In a recent podcast interview with Knut Svanholm and Luke de Wolf, two of the co-organizers of BTCHel, Obwexer remarked that “Finland is really at the forefront of bitcoin heating and bitcoin district heating”:

“Europe needs Bitcoin mining so badly, with the high volatility in the electricity grids… we don’t have to fear the politicians too much, because… they already wrote it down — they just don’t see that they wrote Bitcoin mining everywhere.”

On stage in Helsinki, he showed one of the most important graphs in the entire economics and energy debate, which underlines precisely how crucial energy is for the well-being and flourishing of a society. “If you want a clean, rich, healthy society you need a lot of power.”

via: Todd Moss, Eat More Electrons

Up next for Obwexer and his team at 21energy is contributing to flexible load shedding on a grid level.
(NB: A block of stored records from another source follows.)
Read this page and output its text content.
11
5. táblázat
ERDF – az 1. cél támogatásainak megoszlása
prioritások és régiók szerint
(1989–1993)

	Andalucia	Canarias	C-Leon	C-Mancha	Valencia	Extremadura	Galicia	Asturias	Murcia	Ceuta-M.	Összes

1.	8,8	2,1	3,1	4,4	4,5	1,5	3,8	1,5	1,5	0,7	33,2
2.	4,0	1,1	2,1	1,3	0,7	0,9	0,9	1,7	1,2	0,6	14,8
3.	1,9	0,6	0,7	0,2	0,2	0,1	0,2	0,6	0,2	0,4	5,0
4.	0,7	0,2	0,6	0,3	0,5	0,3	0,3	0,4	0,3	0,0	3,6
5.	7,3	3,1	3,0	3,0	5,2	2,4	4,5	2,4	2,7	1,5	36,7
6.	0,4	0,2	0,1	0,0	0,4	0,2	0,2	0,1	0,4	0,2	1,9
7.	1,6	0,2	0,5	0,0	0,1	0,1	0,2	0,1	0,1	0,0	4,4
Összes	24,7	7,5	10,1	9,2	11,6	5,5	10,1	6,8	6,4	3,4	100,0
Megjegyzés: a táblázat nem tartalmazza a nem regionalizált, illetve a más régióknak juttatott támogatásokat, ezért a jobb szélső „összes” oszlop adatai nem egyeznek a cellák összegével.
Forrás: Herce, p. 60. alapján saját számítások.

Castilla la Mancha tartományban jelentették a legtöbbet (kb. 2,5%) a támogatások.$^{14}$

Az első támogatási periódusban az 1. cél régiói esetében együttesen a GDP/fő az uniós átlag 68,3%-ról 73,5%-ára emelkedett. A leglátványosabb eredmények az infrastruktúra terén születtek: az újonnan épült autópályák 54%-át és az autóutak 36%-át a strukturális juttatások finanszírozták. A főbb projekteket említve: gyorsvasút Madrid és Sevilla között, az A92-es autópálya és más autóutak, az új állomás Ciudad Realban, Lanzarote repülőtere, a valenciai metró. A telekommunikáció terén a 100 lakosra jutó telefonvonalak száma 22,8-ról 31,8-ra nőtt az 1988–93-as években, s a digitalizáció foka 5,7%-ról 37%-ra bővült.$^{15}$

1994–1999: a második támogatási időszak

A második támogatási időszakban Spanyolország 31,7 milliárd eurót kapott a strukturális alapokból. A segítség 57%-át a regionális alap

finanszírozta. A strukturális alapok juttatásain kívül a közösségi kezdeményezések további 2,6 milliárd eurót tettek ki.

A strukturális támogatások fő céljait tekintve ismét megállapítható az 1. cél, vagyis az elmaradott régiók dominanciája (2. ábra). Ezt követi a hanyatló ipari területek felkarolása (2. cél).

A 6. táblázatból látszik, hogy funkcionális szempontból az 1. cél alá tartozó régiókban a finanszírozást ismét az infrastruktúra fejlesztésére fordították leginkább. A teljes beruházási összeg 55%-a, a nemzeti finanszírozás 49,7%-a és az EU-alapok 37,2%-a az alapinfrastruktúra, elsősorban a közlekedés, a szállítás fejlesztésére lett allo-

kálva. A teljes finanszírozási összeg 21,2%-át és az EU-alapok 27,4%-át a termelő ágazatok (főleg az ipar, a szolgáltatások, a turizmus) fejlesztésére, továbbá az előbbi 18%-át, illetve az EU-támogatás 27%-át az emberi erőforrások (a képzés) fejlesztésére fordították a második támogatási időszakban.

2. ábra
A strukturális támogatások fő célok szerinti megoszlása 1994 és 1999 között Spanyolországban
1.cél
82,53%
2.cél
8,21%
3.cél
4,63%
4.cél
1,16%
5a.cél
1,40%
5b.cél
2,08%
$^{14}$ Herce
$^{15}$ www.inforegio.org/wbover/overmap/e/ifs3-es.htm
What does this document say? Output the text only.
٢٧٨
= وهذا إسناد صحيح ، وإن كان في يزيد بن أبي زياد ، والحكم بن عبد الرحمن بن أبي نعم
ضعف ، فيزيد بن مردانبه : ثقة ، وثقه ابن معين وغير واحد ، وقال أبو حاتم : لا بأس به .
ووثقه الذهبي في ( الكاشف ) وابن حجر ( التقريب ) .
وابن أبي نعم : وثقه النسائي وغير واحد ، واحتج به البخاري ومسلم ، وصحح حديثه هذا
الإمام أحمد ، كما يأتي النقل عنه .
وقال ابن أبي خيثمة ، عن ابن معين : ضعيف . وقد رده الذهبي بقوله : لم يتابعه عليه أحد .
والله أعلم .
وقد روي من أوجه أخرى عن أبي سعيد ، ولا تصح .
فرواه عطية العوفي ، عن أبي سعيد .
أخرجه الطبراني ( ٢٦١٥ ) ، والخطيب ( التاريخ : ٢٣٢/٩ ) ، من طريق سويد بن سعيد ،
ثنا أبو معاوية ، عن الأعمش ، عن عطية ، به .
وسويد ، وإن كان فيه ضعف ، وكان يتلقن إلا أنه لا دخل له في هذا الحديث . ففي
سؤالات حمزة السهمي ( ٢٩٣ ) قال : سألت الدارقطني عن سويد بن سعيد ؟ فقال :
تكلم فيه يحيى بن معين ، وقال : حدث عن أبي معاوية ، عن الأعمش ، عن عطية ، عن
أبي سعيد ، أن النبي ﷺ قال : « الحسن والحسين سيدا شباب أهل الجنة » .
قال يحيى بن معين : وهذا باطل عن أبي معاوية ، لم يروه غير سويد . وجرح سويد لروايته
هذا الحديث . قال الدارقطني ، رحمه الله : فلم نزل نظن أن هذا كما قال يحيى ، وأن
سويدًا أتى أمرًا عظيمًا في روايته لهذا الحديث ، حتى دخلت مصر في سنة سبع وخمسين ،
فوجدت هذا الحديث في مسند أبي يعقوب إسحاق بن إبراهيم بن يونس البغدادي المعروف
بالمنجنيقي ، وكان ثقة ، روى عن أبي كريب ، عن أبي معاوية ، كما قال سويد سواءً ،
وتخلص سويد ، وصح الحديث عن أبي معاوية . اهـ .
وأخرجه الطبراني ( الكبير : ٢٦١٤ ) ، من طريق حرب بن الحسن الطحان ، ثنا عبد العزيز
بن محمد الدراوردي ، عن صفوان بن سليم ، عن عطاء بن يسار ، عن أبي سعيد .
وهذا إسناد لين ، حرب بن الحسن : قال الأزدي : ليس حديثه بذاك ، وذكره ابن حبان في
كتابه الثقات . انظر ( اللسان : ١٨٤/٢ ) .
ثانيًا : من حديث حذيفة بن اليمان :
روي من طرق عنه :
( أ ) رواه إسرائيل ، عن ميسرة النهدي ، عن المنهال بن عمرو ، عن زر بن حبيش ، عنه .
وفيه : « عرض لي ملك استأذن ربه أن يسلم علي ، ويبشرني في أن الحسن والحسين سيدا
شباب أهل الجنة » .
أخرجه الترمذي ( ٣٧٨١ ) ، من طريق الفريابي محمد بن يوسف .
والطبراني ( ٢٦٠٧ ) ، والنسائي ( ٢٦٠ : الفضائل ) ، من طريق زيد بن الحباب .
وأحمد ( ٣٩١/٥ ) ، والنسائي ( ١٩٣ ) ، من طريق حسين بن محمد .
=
Putting mobile miners in a truck and take production pressure off, e.g., hydro plants, is a perfect use case for Bitcoin mining: Instead of being asked to ramp down production because of an overloaded grid, they can divert the electricity stemming from their water flow to Bitcoin miners — which also changes their response time from minutes to seconds.

In general, using purpose-built or rebuilt Bitcoin miners for heating your home is the most obvious way to decentralize mining — especially since home miners are much less susceptible to the cutthroat economics of Bitcoin mining that, e.g., large mining farms are.

While solving several real-world energy problems at once, Obwexer and his team at 21energy are doing precisely that — “From Tyrol to the World.” 

“I am super bullish on Bitcoin mining in Europe,” Obwexer concluded.